We talked about sestinas with Rhina on Mastery a good while ago. I posted this. Lo, I don't see why it's harder to use meter in a sestina than anywhere else.
This is written about women who were left without men because of wars. I knew many in my childhood. They became feminists and had careers and fun.
And nearly all sestinas are dull. I remember we found some which were anything but. This isn't anything special just an attempt to write one of the jolly things.
To Maiden Aunts
Too glib, to condescend to maiden aunts
who saw the world at war, as all at once
their world went mad and robbed them of their chance
to live their lives. No whisper or response
to make them feel like flowers. No romance
to sing their hearts into a fervent dance.
And if fate toyed with them, and at some dance
they met a boy who charmed them, maiden aunts
were far too frightened to believe romance
could promise them a future. Never once
did they entrust their youthful heart’s response
to love. It was too great a loss to chance.
They saw life as a brutal game of chance
where happiness was like a firefly’s dance,
elusive and capricious. Their response
was frozen. Thus the girls turned into aunts
before their beauty faded. All at once
they turned to books and study for romance.

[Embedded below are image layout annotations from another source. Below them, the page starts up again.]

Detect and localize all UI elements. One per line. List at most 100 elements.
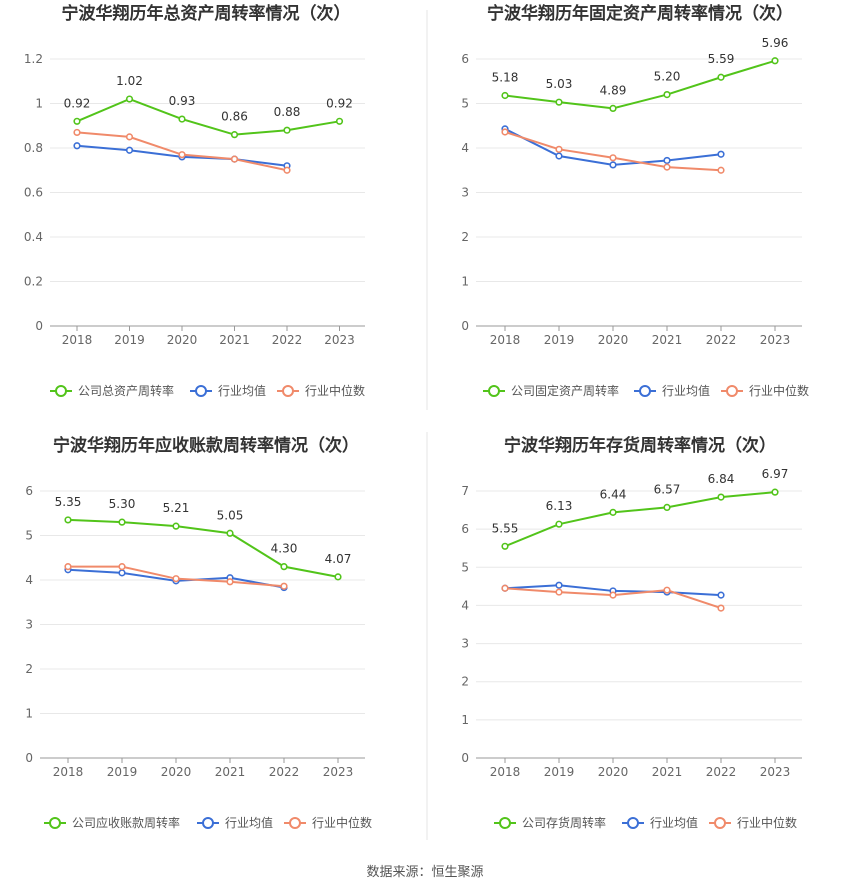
data-label: 4.30 [271,542,298,556]
data-point-company [609,508,617,516]
x-tick-label: 2020 [167,333,198,347]
legend-swatch-marker [488,385,500,397]
data-point-median [663,163,671,171]
data-label: 4.89 [600,83,627,97]
source-label: 数据来源：恒生聚源 [366,865,483,880]
legend-label: 行业均值 [218,383,266,398]
series-line-company [504,59,776,110]
data-label: 6.44 [600,487,627,501]
data-label: 5.59 [708,52,735,66]
series-line-company [67,518,339,578]
legend-swatch-marker [49,817,61,829]
data-label: 1.02 [116,74,143,88]
data-point-company [663,503,671,512]
y-tick-label: 1.2 [24,52,43,66]
data-point-company [178,115,186,123]
data-label: 5.30 [109,497,136,511]
chart-title: 宁波华翔历年存货周转率情况（次） [504,435,776,456]
legend-swatch-marker [714,817,726,829]
data-point-median [717,604,725,612]
y-tick-label: 5 [25,529,33,543]
legend-label: 公司固定资产周转率 [511,383,619,398]
x-tick-label: 2022 [272,333,303,347]
legend-swatch-marker [726,385,738,397]
legend-label: 行业均值 [650,815,698,830]
legend-swatch-marker [282,385,294,397]
data-label: 6.97 [762,467,789,481]
x-tick-label: 2021 [219,333,250,347]
legend-label: 公司总资产周转率 [78,383,174,398]
legend-label: 公司应收账款周转率 [72,815,180,830]
y-tick-label: 0 [25,751,33,765]
x-tick-label: 2020 [598,333,629,347]
data-point-company [172,522,180,530]
y-tick-label: 1 [461,275,469,289]
data-point-median [125,133,134,141]
x-tick-label: 2021 [652,765,683,779]
y-tick-label: 2 [461,675,469,689]
data-label: 5.21 [163,501,190,515]
data-label: 0.92 [326,96,353,110]
data-point-avg [663,156,671,165]
x-tick-label: 2019 [114,333,145,347]
data-point-avg [717,150,725,158]
data-point-median [663,586,671,594]
legend-label: 行业中位数 [305,383,365,398]
data-label: 0.92 [64,96,91,110]
data-label: 5.35 [55,495,82,509]
data-point-median [609,591,617,599]
data-point-company [717,493,725,501]
data-point-company [334,573,342,581]
data-label: 5.96 [762,36,789,50]
y-tick-label: 4 [25,573,33,587]
x-tick-label: 2019 [544,333,575,347]
data-point-avg [555,581,563,589]
data-point-company [501,91,509,100]
y-tick-label: 0.4 [24,230,43,244]
data-point-median [178,151,186,159]
data-label: 5.55 [492,521,519,535]
x-tick-label: 2018 [490,333,521,347]
legend-label: 行业均值 [225,815,273,830]
x-tick-label: 2022 [706,765,737,779]
y-tick-label: 2 [461,230,469,244]
data-point-median [64,563,72,571]
data-point-company [609,104,617,112]
legend-label: 行业中位数 [312,815,372,830]
data-point-avg [717,591,725,599]
data-label: 5.18 [492,70,519,84]
legend-swatch-marker [627,817,639,829]
data-point-company [283,126,291,134]
data-point-avg [609,161,617,169]
y-tick-label: 0.8 [24,141,43,155]
x-tick-label: 2022 [706,333,737,347]
data-label: 5.20 [654,70,681,84]
data-point-company [771,57,779,65]
data-point-median [501,128,509,136]
data-label: 6.57 [654,482,681,496]
data-point-company [118,518,126,526]
data-point-median [226,578,234,586]
y-tick-label: 1 [461,713,469,727]
data-point-median [172,575,180,583]
x-tick-label: 2023 [760,333,791,347]
y-tick-label: 1 [35,97,43,111]
data-point-company [501,542,509,550]
y-tick-label: 0 [461,751,469,765]
chart-title: 宁波华翔历年总资产周转率情况（次） [62,3,351,24]
legend-swatch-marker [499,817,511,829]
legend-label: 公司存货周转率 [522,815,606,830]
y-tick-label: 3 [461,637,469,651]
chart-title: 宁波华翔历年固定资产周转率情况（次） [487,3,793,24]
data-point-median [609,154,617,162]
data-point-company [280,563,288,571]
data-point-median [555,588,563,596]
data-point-company [663,90,671,99]
y-tick-label: 6 [25,484,33,498]
x-tick-label: 2020 [161,765,192,779]
data-point-company [64,516,72,524]
x-tick-label: 2019 [107,765,138,779]
data-label: 5.05 [217,508,244,522]
data-point-avg [118,569,126,577]
y-tick-label: 3 [461,186,469,200]
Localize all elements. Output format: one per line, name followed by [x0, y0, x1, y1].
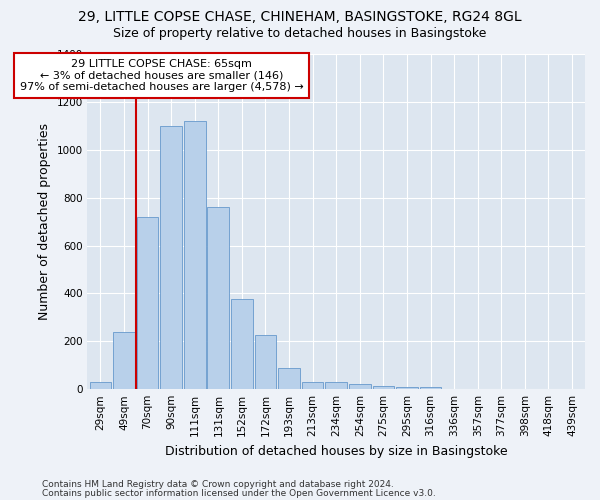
Text: Size of property relative to detached houses in Basingstoke: Size of property relative to detached ho… — [113, 28, 487, 40]
Bar — [231, 300, 253, 389]
Bar — [278, 368, 300, 389]
Text: Contains public sector information licensed under the Open Government Licence v3: Contains public sector information licen… — [42, 488, 436, 498]
Text: 29, LITTLE COPSE CHASE, CHINEHAM, BASINGSTOKE, RG24 8GL: 29, LITTLE COPSE CHASE, CHINEHAM, BASING… — [78, 10, 522, 24]
Bar — [160, 126, 182, 389]
Bar — [373, 386, 394, 389]
Y-axis label: Number of detached properties: Number of detached properties — [38, 123, 51, 320]
Bar — [113, 332, 135, 389]
Bar — [184, 121, 206, 389]
Bar — [254, 336, 277, 389]
Bar — [420, 388, 442, 389]
Bar — [349, 384, 371, 389]
Bar — [89, 382, 111, 389]
Bar — [137, 217, 158, 389]
Text: 29 LITTLE COPSE CHASE: 65sqm
← 3% of detached houses are smaller (146)
97% of se: 29 LITTLE COPSE CHASE: 65sqm ← 3% of det… — [20, 59, 304, 92]
Bar — [302, 382, 323, 389]
Bar — [325, 382, 347, 389]
Bar — [208, 207, 229, 389]
Text: Contains HM Land Registry data © Crown copyright and database right 2024.: Contains HM Land Registry data © Crown c… — [42, 480, 394, 489]
X-axis label: Distribution of detached houses by size in Basingstoke: Distribution of detached houses by size … — [165, 444, 508, 458]
Bar — [396, 387, 418, 389]
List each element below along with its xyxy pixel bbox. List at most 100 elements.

The scholar aunts were teachers and romance
for them was knowledge. They gave girls the chance
to own their lives. They told them all how once
girls had no freedom, and their eyes would dance
when Eliot (George not Tom) spoke well of aunts
and Woolf (Virginia) wrote their response.
They saw their younger sisters’ vain response--
new furniture, designer clothes--romance
had trapped them in domestic dullness. Aunts
had independence. They each seized the chance
to travel. Correspondence traced their dance
through fabled cities, loving more than once.
They knew where history and drama once
enacted out a passionate response,
and on exotic tombs their spirits danced
to unfamiliar music. A romance
that echoed through the universe. A chance
to travel with the Bodhisattva aunts.
My favourite aunt once said that real romance
was more than a response to casual chance,
but rather freedom’s dance for captive aunts.